XenApp is Back, and Citrix With It

Citrix’s new CTO for desktops and applications, Gunnar Berger, has made the most important announcement about Citrix of 2014. Yes, even more important than the news that CEO Mark Templeton is returning to the hot seat.

In a Wednesday blog post, Berger admitted in public what many inside and outside Citrix have known for years: “we over rotated and SBC* became a second class citizen to VDI.” He followed up with the almost joyous shout:

“No more! XenApp is back!”‌

And rightly so. Citrix’s decision to focus on VDI was, in many respects, understandable. VMware, playing to its strength in operating system virtualization, had already introduced VMware View, delivering a full desktop operating system from the data center, a direct threat to Citrix’s lifelong dominance of the desktop in the data center business. Egged on by Gartner’s proclamation of gold in them thar desktops, a 2009 Gartner report titled “Worldwide Hosted Virtual Desktop Market to Surpass $65 Billion in 2013,” it was entirely understandable that Citrix would react by prioritizing XenDesktop above XenApp.

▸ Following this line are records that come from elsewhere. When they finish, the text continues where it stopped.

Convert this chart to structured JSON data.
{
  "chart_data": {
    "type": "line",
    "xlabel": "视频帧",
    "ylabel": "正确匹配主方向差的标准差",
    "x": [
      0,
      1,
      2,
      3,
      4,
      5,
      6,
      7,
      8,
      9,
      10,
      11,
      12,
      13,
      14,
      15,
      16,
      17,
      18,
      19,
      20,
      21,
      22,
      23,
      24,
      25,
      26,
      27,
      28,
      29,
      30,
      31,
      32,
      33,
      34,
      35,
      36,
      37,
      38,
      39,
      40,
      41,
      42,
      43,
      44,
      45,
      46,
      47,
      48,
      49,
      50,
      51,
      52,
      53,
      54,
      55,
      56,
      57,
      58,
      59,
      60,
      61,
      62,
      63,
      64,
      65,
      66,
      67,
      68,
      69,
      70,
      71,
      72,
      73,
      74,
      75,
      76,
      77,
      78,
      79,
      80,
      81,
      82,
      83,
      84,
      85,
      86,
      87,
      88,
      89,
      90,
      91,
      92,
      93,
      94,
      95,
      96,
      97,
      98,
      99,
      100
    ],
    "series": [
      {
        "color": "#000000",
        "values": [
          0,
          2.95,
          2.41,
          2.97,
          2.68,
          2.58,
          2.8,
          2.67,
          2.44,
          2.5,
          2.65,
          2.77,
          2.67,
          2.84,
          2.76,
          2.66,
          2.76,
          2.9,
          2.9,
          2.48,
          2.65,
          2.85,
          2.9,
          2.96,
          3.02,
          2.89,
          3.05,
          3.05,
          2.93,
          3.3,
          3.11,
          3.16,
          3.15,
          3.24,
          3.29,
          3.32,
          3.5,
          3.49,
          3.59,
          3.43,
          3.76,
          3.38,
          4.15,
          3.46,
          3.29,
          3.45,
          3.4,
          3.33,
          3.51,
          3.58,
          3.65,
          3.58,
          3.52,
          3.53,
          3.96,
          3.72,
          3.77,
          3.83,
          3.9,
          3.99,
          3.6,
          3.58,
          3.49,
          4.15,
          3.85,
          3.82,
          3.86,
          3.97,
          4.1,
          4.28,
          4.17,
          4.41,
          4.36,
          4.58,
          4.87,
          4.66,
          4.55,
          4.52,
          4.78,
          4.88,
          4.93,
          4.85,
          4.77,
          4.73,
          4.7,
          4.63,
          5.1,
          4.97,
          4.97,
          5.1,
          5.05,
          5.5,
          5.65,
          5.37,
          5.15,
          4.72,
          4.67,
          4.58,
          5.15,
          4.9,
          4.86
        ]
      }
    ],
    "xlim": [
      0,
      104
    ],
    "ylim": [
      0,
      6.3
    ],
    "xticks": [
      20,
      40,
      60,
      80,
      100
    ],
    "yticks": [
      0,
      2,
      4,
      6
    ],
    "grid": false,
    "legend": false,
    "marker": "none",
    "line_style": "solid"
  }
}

This was not the right thing to do. There’s no doubt that it needed to unify XenApp and XenDesktop. Maintaining two product lines when one could do the job benefited no one, certainly not Citrix, but it also increased cost and complexity for customers and created an opportunity for VMware to break into Citrix accounts. The mistake was the positioning of XenApp as a mere adjunct to XenDesktop. This was not smart. Not only did it play into VMware’s hands by sending the message that desktops were more important than apps, but it confused many XenApp customers, who felt that Citrix was no longer focusing on their needs. Citrix, which had successfully led its customers through four previous name changes—from WinFrame to MetaFrame XP, to Presentation Server, to XenApp—failed to convince when XenApp became just a feature within XenDesktop.

Now, though, according to Berger, XenApp is back.

Berger may be right in claiming that XenApp is back in pole position, but it looks as if the rest of Citrix is still trying to catch up. The old Trade-up to XenDesktop program is still in place, and you can still get a XenApp license as part of a XenDesktop purchase, not the other way ’round. Maybe that will change in time, but it doesn’t have to. As Berger says:

“The real story is that Citrix’s emphasis on XenApp, as a brand, is back. Reviving the brand is kind of like raising the flag on a battlefield; it’s the call to arms, it rallies the troops and sets the direction. XenApp is a brand to be proud of, it’s a rallying flag for engineers, executives, consultants, and partners to stand behind. If the flag stands then the product lives. I can assure you, the flag is standing high.”

Last month, I asked Citrix why has there been so little effort to develop a Windows Application as a Service platform for the cloud. With Azure RemoteApp about to launch and Citrix Workplace Services coming out the door in the near future, an app-centric Citrix is ripe to deliver that service and in a much stronger position to reignite its old relationship with Microsoft.